Breno Altman, em Opera Mundi
Os jornais de hoje (17) estampam declaração do presidente da
Sociedade Interamericana de Imprensa, Alejandro Aguirre, afirmando que o
presidente Luiz Inácio Lula da Silva “não pode ser chamado de
democrático”. O ataque se estende aos demais países da região que são
administrados por partidos de esquerda. Esses governos, de acordo com o
dirigente da SIP, “se beneficiam de eleições livres para destruir as
instituições democráticas”.
Certamente é importante, para os leitores, conhecer a história dessa
entidade antes de julgar a credibilidade das declarações de seu
principal dirigente. Fundada nos Estados Unidos em 1946, a SIP teve
papel fundamental durante a Guerra Fria. Empenhou-se com afinco a
etiquetar como “antidemocráticos” os governos latino-americanos que não
se alinhavam com a Casa Branca. Constituiu-se em peça decisiva da guerra
psicológica que antecedeu os levantes militares no continente entre os
anos 60 e 80.
Orgulha-se de reunir 1,3 mil publicações das Américas, com 40 milhões
de leitores.

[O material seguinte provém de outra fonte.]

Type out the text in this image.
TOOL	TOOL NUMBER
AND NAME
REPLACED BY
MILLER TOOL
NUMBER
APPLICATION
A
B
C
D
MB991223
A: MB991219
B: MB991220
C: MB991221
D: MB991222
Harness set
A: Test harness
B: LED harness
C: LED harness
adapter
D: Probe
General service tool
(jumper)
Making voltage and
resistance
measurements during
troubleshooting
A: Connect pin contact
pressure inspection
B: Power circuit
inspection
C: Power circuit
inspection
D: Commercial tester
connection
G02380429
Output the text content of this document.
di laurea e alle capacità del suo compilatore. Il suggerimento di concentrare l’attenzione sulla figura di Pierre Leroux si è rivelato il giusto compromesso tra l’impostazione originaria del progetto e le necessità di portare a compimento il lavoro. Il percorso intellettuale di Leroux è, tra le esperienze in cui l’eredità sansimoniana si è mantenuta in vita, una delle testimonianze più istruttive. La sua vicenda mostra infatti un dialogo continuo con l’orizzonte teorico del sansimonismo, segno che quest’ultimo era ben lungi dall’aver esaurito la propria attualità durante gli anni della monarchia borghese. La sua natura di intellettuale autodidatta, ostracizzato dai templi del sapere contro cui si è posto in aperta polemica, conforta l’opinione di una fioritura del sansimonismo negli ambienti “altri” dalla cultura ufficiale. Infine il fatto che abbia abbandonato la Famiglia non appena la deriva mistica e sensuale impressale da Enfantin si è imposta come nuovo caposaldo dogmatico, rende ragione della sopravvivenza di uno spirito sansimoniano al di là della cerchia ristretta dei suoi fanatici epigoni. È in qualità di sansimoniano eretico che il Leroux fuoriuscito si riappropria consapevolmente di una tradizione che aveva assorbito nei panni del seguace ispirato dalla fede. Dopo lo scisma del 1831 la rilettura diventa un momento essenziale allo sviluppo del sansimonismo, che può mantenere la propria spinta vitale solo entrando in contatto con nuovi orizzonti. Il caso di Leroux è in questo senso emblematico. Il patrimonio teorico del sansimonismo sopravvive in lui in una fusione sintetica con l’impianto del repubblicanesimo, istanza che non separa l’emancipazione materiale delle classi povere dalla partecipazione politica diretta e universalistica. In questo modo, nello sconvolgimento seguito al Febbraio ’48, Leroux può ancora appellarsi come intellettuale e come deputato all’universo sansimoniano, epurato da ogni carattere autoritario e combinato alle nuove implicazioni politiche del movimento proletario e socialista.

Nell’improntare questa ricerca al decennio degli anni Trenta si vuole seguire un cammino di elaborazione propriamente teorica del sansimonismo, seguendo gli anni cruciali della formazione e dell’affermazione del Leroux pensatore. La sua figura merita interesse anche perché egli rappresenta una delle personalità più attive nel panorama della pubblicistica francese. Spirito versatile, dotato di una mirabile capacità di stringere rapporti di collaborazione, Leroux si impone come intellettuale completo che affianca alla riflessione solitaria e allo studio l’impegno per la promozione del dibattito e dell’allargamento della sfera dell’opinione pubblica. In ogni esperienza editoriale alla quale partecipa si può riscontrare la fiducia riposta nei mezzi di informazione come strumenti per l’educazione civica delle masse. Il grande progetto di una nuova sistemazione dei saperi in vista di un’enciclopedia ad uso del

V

Entre seus membros mais destacados, por exemplo, está o
diário chileno El Mercurio, comprometido até a medula com a
derrubada do presidente constitucional Salvador Allende, em 1973, e a
ditadura do general Augusto Pinochet
Outros jornais filiados são os argentinos La Nación e El
Clarín, apoiadores de primeira hora do golpe sanguinário de 1976,
liderado por Jorge Videla. Aliás, suspeita-se que a dona desse último
periódico recebeu como recompensa um casal de bebês roubado de seus pais
desaparecidos.
A lista é interminável. O vetusto diário da família Mesquita,
Estado de S.Paulo, também foi militante estridente das fileiras
anticonstitucionais, clamando e aplaudindo, em 1964, complô contra o
presidente João Goulart. Mas não foi atitude solitária: outros grupos
brasileiros de comunicação, quase todos também inscritos na SIP,
seguiram a mesma trilha golpista.
Os feitos dessa organização, entretanto, não são registros de um
passado longínquo. Ou é possível esquecer a histeria da imprensa
venezuelana, em abril de 2002, no apoio ao golpe contra o presidente
Hugo Chávez? Naquela oportunidade, a SIP não deixou por menos: a maioria
de seus filiados foi cúmplice da subversão oligárquica em Caracas.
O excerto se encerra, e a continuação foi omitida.